Therefore, we refactored our code and went for the second approach, and created different directory structures for different test scenarios. The directory structures can be seen in the GitHub repository itself, but they look like this:
▾ terraform_tests/
▾ test_flat/
▸ .terraform/
▸ modules/
▸ terraform.tfstate.d/
config.tf
prod.tfvars
▾ test_flat_no_var_file/
▸ .terraform/
▸ terraform.tfstate.d/
config.tf
▾ test_layers/
▸ 00_rg/
▸ 01_network/
▸ 02_vms/
▸ modules/
dev.tfvars
prod.tfvars
Another interesting thing we did, in order to be able to test the order in which the different directories were swept through, was that we mocked the Terraform binary itself, like so:
class Terraform
def run params
File.open('/tmp/terraform_mock_output', 'a') do |file|
file.puts(Dir.getwd)
file.puts(params)
end
end
end
Needless to say, this mocked binary implementation was tested too. We used it to write the directory in which Terraform was launched and the parameters that were used when Terraform was called into a temporary file. We then ran assertions on this file in order to test all our use cases. This solution allowed us to keep the code simple, and enabled easy scenario additions by simply creating the required directory structure in the `terraform_tests` directory. Maintainability for the win!
Just clone the project, and symlink the `tf.rb` file somewhere in your path, like so:
ln -s <terraform_wrapper_directory>/tf.rb /usr/local/bin/tf
Remember to use the full path to your terraform-wrapper’s directory.
We had a lot of fun coding this thing. It allowed us to go back to classic development for a while, which is something we don’t have the opportunity of doing often enough, while working in Operations.
People usually say that it is impossible to bring Software Craftsmanship practices to Operations. This is a common misconception, and we hope that people that work in the same domain as us start moving in the same direction as we do. Code is code!
Most people would have written a Bash script. We’ve all done it. The thing is that Bash is a quirky language.

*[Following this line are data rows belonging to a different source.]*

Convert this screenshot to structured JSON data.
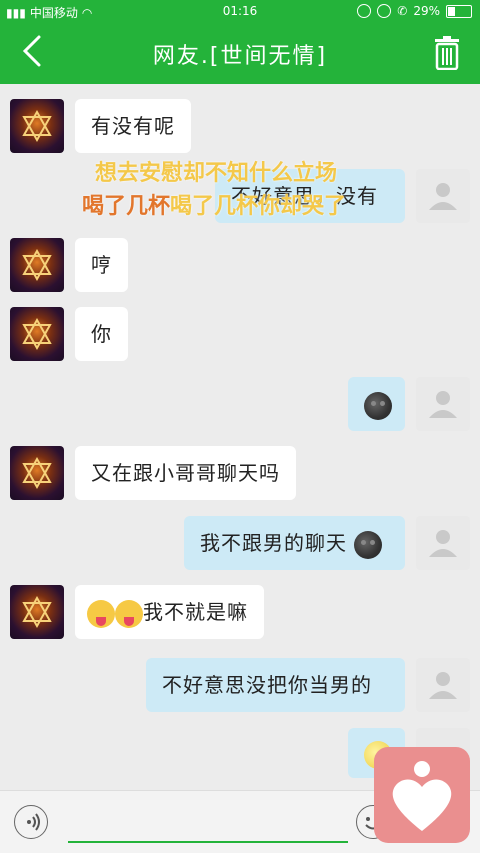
{
  "status_bar": {
    "carrier": "中国移动",
    "time": "01:16",
    "battery": "29%"
  },
  "header": {
    "title": "网友.[世间无情]"
  },
  "messages": [
    {
      "side": "in",
      "text": "有没有呢"
    },
    {
      "side": "out",
      "text": "不好意思，没有"
    },
    {
      "side": "in",
      "text": "哼"
    },
    {
      "side": "in",
      "text": "你"
    },
    {
      "side": "out",
      "text": ""
    },
    {
      "side": "in",
      "text": "又在跟小哥哥聊天吗"
    },
    {
      "side": "out",
      "text": "我不跟男的聊天"
    },
    {
      "side": "in",
      "text": "我不就是嘛"
    },
    {
      "side": "out",
      "text": "不好意思没把你当男的"
    },
    {
      "side": "out",
      "text": ""
    }
  ],
  "overlay": {
    "line1": "想去安慰却不知什么立场",
    "line2a": "喝了几杯",
    "line2b": "喝了几杯你却哭了"
  },
  "colors": {
    "accent": "#24b33a",
    "incoming_bubble": "#ffffff",
    "outgoing_bubble": "#cdeaf6"
  }
}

It has a ton of non-usual behaviors, and it is rarely tested, which makes adding features to the script a really painful process. This is a problem for maintainability, and we created a critical tool for our workflow. We can’t afford to be blocked in its development. That’s why we choose not to do Bash anymore. We’re firm believers that we can do better, and that we must therefore do better. To do otherwise is to create limitations for ourselves.
I hope you had fun reading this. We sure had fun writing it!
See you next time!